# The ToeZup Design Contest Winner is Composure!



## ToeZup (Jan 7, 2008)

*Congratulations Composure you are the ToeZup tee shirt design contest winner.*

Just PM me your prize choice and ship to address whenever you get the chance. raise01:

*This will be the next ToeZup tee shirt on the market.
SteSteez gets 1,000 points for second place and a little something else as well.
*A huge thank you to everyone that participated. Everyone that made it to the finals has been given 500 points.*

*Ladies and gentlemen Composure's winning design.*


----------



## SteSteez (Dec 18, 2006)

Congratulations to Composure, good competition man.


----------



## ToeZup (Jan 7, 2008)

SteSteez said:


> Congratulations to Composure, good competition man.

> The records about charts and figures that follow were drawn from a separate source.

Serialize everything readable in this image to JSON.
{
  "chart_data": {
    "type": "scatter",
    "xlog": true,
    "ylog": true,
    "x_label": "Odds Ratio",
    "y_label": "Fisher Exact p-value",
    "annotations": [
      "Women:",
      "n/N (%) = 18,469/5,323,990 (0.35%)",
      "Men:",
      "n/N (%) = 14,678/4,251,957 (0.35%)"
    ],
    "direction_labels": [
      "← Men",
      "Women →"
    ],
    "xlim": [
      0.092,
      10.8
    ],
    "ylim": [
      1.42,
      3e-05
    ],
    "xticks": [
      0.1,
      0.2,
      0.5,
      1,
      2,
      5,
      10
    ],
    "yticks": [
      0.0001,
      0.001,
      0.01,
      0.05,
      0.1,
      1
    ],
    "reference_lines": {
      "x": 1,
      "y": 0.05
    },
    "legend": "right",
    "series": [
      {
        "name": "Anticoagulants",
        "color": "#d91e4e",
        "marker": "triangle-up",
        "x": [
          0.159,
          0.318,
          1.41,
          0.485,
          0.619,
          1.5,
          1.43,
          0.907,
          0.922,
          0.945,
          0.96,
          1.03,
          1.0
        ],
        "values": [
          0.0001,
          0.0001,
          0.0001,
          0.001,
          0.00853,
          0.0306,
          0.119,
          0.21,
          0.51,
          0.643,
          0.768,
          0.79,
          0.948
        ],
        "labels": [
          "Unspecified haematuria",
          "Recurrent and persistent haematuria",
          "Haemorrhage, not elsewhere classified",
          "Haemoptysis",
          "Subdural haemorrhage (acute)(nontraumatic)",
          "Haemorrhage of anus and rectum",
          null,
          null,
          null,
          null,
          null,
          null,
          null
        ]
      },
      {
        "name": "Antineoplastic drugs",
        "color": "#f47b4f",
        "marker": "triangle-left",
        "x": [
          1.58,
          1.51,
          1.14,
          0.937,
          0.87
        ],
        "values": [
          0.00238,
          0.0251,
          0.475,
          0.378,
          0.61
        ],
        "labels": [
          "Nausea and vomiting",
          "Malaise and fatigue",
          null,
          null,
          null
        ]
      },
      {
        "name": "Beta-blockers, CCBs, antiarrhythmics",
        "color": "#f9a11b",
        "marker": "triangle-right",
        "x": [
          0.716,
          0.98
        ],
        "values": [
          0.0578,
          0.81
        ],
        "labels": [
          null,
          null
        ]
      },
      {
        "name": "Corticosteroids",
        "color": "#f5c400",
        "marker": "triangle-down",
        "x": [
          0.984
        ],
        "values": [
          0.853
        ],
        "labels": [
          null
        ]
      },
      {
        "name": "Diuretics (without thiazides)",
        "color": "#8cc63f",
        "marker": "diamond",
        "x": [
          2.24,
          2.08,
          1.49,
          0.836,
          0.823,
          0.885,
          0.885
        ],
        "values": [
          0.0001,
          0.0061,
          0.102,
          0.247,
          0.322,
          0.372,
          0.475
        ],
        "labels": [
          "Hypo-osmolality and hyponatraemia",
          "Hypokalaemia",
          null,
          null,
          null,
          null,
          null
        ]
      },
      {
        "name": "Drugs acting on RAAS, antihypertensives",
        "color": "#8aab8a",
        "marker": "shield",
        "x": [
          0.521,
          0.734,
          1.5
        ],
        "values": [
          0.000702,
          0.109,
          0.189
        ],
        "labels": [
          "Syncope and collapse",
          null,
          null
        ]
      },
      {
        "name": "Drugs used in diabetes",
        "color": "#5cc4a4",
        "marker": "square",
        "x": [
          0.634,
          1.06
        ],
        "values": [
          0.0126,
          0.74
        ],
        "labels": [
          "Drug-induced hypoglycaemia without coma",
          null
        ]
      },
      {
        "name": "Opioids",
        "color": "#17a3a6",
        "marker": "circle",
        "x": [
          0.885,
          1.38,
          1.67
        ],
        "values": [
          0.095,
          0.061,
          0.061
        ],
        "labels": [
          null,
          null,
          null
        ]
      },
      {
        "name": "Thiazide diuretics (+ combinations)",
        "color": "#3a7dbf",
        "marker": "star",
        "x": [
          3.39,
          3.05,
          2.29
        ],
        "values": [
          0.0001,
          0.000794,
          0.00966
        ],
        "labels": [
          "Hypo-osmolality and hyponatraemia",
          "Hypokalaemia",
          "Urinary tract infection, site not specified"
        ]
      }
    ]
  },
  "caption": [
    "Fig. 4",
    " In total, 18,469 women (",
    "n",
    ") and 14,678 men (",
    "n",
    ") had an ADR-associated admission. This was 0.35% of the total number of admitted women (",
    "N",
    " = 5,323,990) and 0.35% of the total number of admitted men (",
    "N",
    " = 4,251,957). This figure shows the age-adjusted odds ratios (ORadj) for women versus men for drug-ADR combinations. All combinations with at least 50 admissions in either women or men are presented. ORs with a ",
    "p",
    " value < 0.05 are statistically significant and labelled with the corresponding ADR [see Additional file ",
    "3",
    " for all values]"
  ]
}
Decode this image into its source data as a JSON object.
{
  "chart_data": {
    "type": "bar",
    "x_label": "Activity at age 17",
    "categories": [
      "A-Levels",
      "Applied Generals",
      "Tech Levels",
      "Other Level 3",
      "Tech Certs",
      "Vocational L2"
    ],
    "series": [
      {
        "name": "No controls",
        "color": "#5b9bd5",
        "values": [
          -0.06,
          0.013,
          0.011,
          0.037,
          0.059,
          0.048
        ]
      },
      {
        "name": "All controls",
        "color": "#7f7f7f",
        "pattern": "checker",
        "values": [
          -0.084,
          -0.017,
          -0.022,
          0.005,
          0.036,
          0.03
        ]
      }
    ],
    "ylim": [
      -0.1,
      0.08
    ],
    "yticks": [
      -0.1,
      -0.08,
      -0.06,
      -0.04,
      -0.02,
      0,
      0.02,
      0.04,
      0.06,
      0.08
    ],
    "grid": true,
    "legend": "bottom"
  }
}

Yes great job Composure. You did a great job as well SteSteez. PM sent to you my friend your design was great as well and we may have room for both.

*Good job Composure!*

Everyone has received their points already, thank you.


----------



## Composure (Jun 24, 2008)

Thanks man. Good work to all those who entered.


----------



## eric2004bc (Apr 27, 2008)

congrats composure, was a good design


----------



## coldcall420 (Aug 2, 2007)

Tight work as usual Composure.....:thumb02:


----------



## Composure (Jun 24, 2008)

coldcall420 said:


> Tight work as usual Composure.....:thumb02:


Mucho gracias hombre.


----------



## ToeZup (Jan 7, 2008)

No doubt it's a great design. Congrats again Composure.


----------



## MJB23 (Jan 26, 2007)

Congrats man.


----------



## Ebc_Kyle (Sep 24, 2006)

Congratulations man. It was a good design.


----------



## ToeZup (Jan 7, 2008)

No doubt Kyle, thank you sir.


----------



## Steph05050 (Jun 4, 2008)

way to go...all entries were great


----------



## ToeZup (Jan 7, 2008)

Thanks Steph05050, they did such a good job.

I'm working on getting Composure's tee on the market as I write this.


----------



## NikosCC (May 16, 2007)

ToeZup said:


> Thanks Steph05050, they did such a good job.
> 
> I'm working on getting Composure's tee on the market as I write this.


Congratulations Composure Great job buddy. Hey Tony let me know about the shirts bud..


----------



## ToeZup (Jan 7, 2008)

Will do Nikos, thanks.

Yeah Composure did a sick job. He's even finishing the final art in Illustrator for us so we can speed up the print time. A true champion I have to say.


----------



## WarHERO (Dec 31, 2006)

So much talent....Congrats to all that attempted and BIG round of applause to COMPOSURE!


----------



## ToeZup (Jan 7, 2008)

Thank you WarHERO, it was a great contest.

We'll have another one in the fall when it's a little cooler out. maybe a hoodie design contest...


----------



## Composure (Jun 24, 2008)

Thanks guys, it means alot. But, big ups to Tony because without him we wouldn't have had this opportunity.


----------